Zinc and copper are present in serum. They are important to the health of cells and are required components of cell culture. A large proportion of zinc in serum is bound to albumin. Copper atoms can undergo univalent redox reactions and catalyze the formation of free radicals. This feature makes copper toxic to cells. In vivo, the potential toxicity of extracellular copper is mitigated when it is bound to albumin. There is one high affinity site for copper per albumin molecule. When copper is bound to this site, it does not participate in the redox reactions associated with free radicals. Albumin binds other divalent cations, such as Ca, Mg, Mn, Cd, Co, and Ni.
Human and bovine albumins contain an unpaired sulfhydryl at position 34 in their primary sequences. This sulfhydryl group often forms a covalent link with other sulfhydryl molecules such as cysteine or glutathione. Cysteine is not very stable in cell culture. It is easily oxidized to cystine and other oxidation products. By forming a protein mixed disulfide with cysteine and glutathione, HSA and BSA help to protect these molecules from oxidation and improve their availability for cells.
Pyridoxal, and its phosphate, pyridoxal-5’-phosphate, react non-enzymatically with amino acids to form Schiff bases. In aqueous solutions, especially in the presence of iron, these Schiff bases are unstable and result in the degradation of amino acids. Albumin binds pyridoxal at a site near its N-terminal. The binding of pyridoxal keeps it from reacting with and destroying amino acids in vitro.
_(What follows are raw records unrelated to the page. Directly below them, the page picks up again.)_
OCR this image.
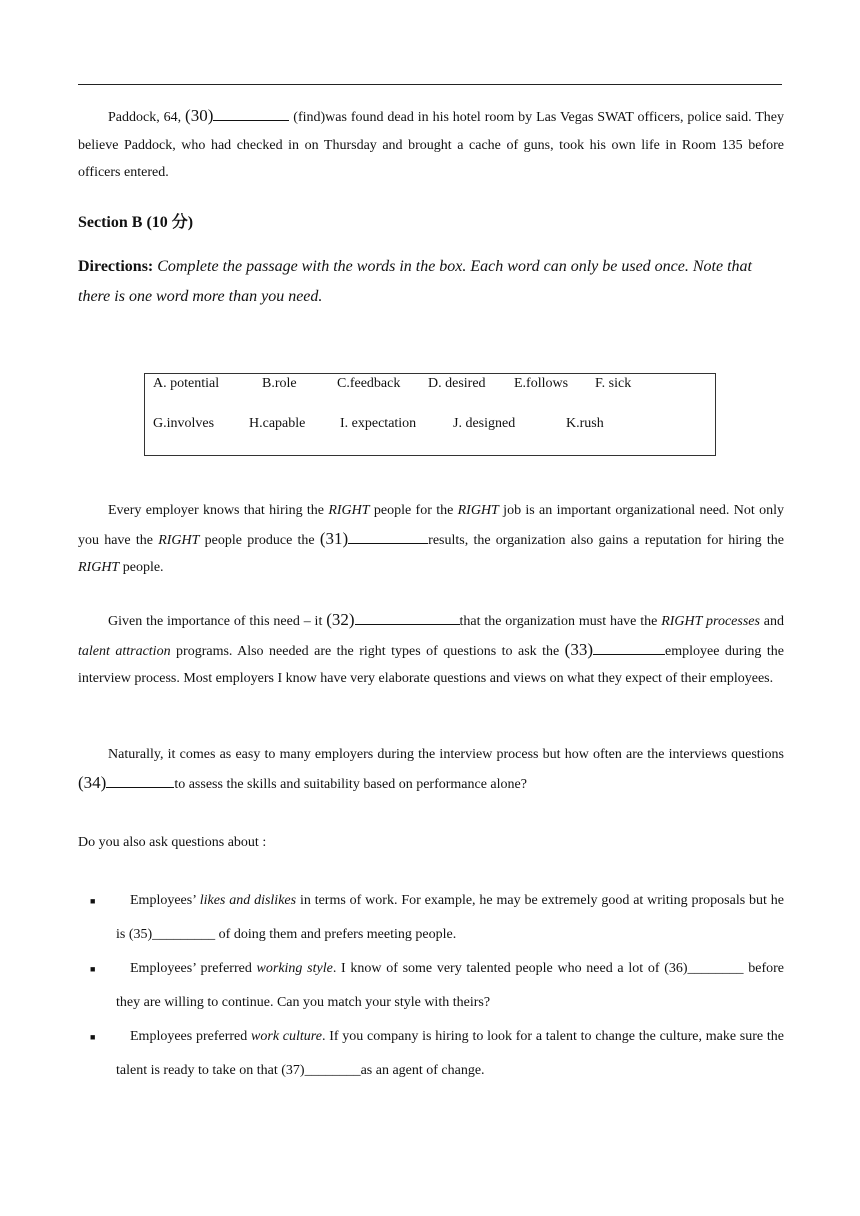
Paddock, 64, (30)	(find)was found dead in his hotel room by Las Vegas SWAT officers, police said. They believe Paddock, who had checked in on Thursday and brought a cache of guns, took his own life in Room 135 before officers entered.

Section B (10 分)
Directions: Complete the passage with the words in the box. Each word can only be used once. Note that there is one word more than you need.
A. potential	B.role	C.feedback D. desired E.follows F. sick
G.involves H.capable I. expectation	J. designed	K.rush

Every employer knows that hiring the RIGHT people for the RIGHT job is an important organizational need. Not only you have the RIGHT people produce the (31)	results, the organization also gains a reputation for hiring the RIGHT people.

Given the importance of this need – it (32)	that the organization must have the RIGHT processes and talent attraction programs. Also needed are the right types of questions to ask the (33)	employee during the interview process. Most employers I know have very elaborate questions and views on what they expect of their employees.

Naturally, it comes as easy to many employers during the interview process but how often are the interviews questions (34)	to assess the skills and suitability based on performance alone?

Do you also ask questions about :

■	Employees’ likes and dislikes in terms of work. For example, he may be extremely good at writing proposals but he is (35)_________ of doing them and prefers meeting people.
■	Employees’ preferred working style. I know of some very talented people who need a lot of (36)________ before they are willing to continue. Can you match your style with theirs?
■	Employees preferred work culture. If you company is hiring to look for a talent to change the culture, make sure the talent is ready to take on that (37)________as an agent of change.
Riboflavin can complex with tryptophan in aqueous solutions. In the presence of light, this complex decomposes into toxic products. Riboflavin and its phosphate, flavin monophosphate, are bound and protected from degradation by albumin. Albumin has a single binding site for tryptophan.
Many other molecules bind to albumin under physiological conditions. These include, but are not limited to anions, drugs, and hormones.